In that trial, an early rebiopsy will examine cell proliferation and other markers in the tumor to determine whether the loading dose has a biologic effect. I don’t believe we have evidence that fulvestrant is better than an aromatase inhibitor as initial therapy for metastatic disease.

However, I believe the results from EFECT (Evaluation of Fulvestrant versus Exemestane Clinical Trial) are convincing that fulvestrant and exemestane are comparable for patients who have failed on a nonsteroidal aromatase inhibitor (Gradishar 2006; [2.1]).

DR WINER: We’re all using a loading dose of fulvestrant. However, zero data are available regarding its efficacy because it wasn’t compared to a standard dose.

It is interesting that we’ve had a number of discussions about wanting data from Phase III randomized studies before writing a prescription, and in this case, the pharmacokinetic data are on slides and we have no efficacy data. However, 10 out of 12 of us are using a loading dose, including myself.

Questions 28 and 29

Track 2

DR LOVE: Paul, can you comment on the results of the EFECT study?

DR GOSS: I’m always skeptical about stable disease in chronic endocrine-responsive disease, but if it’s true that about 35 percent of patients benefit from exemestane following failure with letrozole or anastrozole (Gradishar 2006), it implies a substantial lack of cross resistance between those two classes of aromatase inhibitors.

DR SPARANO: In the Phase III trials with patients whose disease progressed on tamoxifen (Robertson 2003) and patients whose disease progressed on an aromatase inhibitor (Gradishar 2006), the treatment arms (fulvestrant versus anastrozole and fulvestrant versus exemestane, respectively) produced comparable results. I still believe the aromatase inhibitor in both cases is a winner because the average patient would prefer to receive an oral agent.

Second, we have a fair amount of information now regarding the efficacy of fulvestrant following an aromatase inhibitor, whereas we don’t have that information for the converse. For those reasons, most people still choose an aromatase inhibitor and reserve fulvestrant in the event of progression.

Track 3

DR LOVE: Kathy, where is fulvestrant heading in terms of ongoing and future clinical trials?

DR PRITCHARD: Ongoing trials are comparing an aromatase inhibitor with fulvestrant to an aromatase inhibitor alone in the metastatic setting. An evaluation of that same question in the adjuvant setting has been proposed.

DR LOVE: Paul, what do you think about the strategy of combining an aromatase inhibitor and fulvestrant?

DR GOSS: I like that strategy. I’ve said many times that I believe this type of trial is one of the pieces of an important puzzle about endocrine therapy. We need to continue pursuing the optimization of standard endocrine therapy.

DR LOVE: In a clinical setting, for patients with metastatic disease progressing on an aromatase inhibitor, are there situations in which you would continue the aromatase inhibitor and add fulvestrant?

DR GOSS: I do occasionally, but I talk to the patient carefully about it.

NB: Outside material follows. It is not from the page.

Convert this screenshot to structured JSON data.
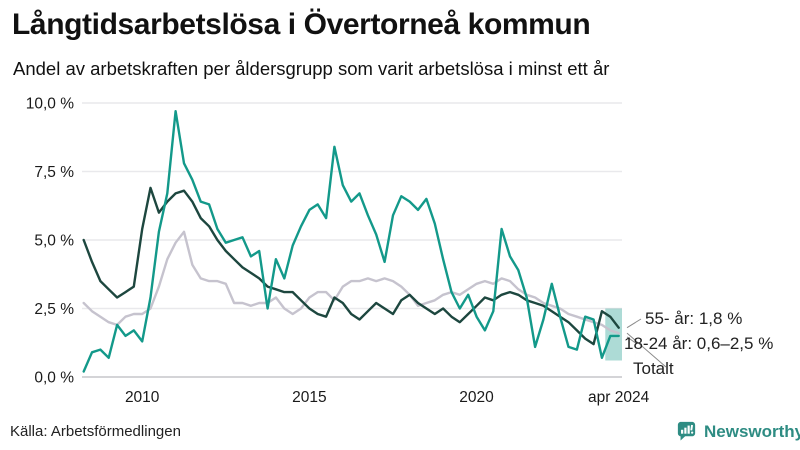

I do it because I often wonder how many more endocrine therapies I have left to try with this patient. I can see chemotherapy approaching on the horizon, and I believe perhaps I have one more crack.

After progression on an aromatase inhibitor, we don’t have a standard therapy. It’s dealer’s choice whether to switch to another hormone therapy or to add fulvestrant to an aromatase inhibitor.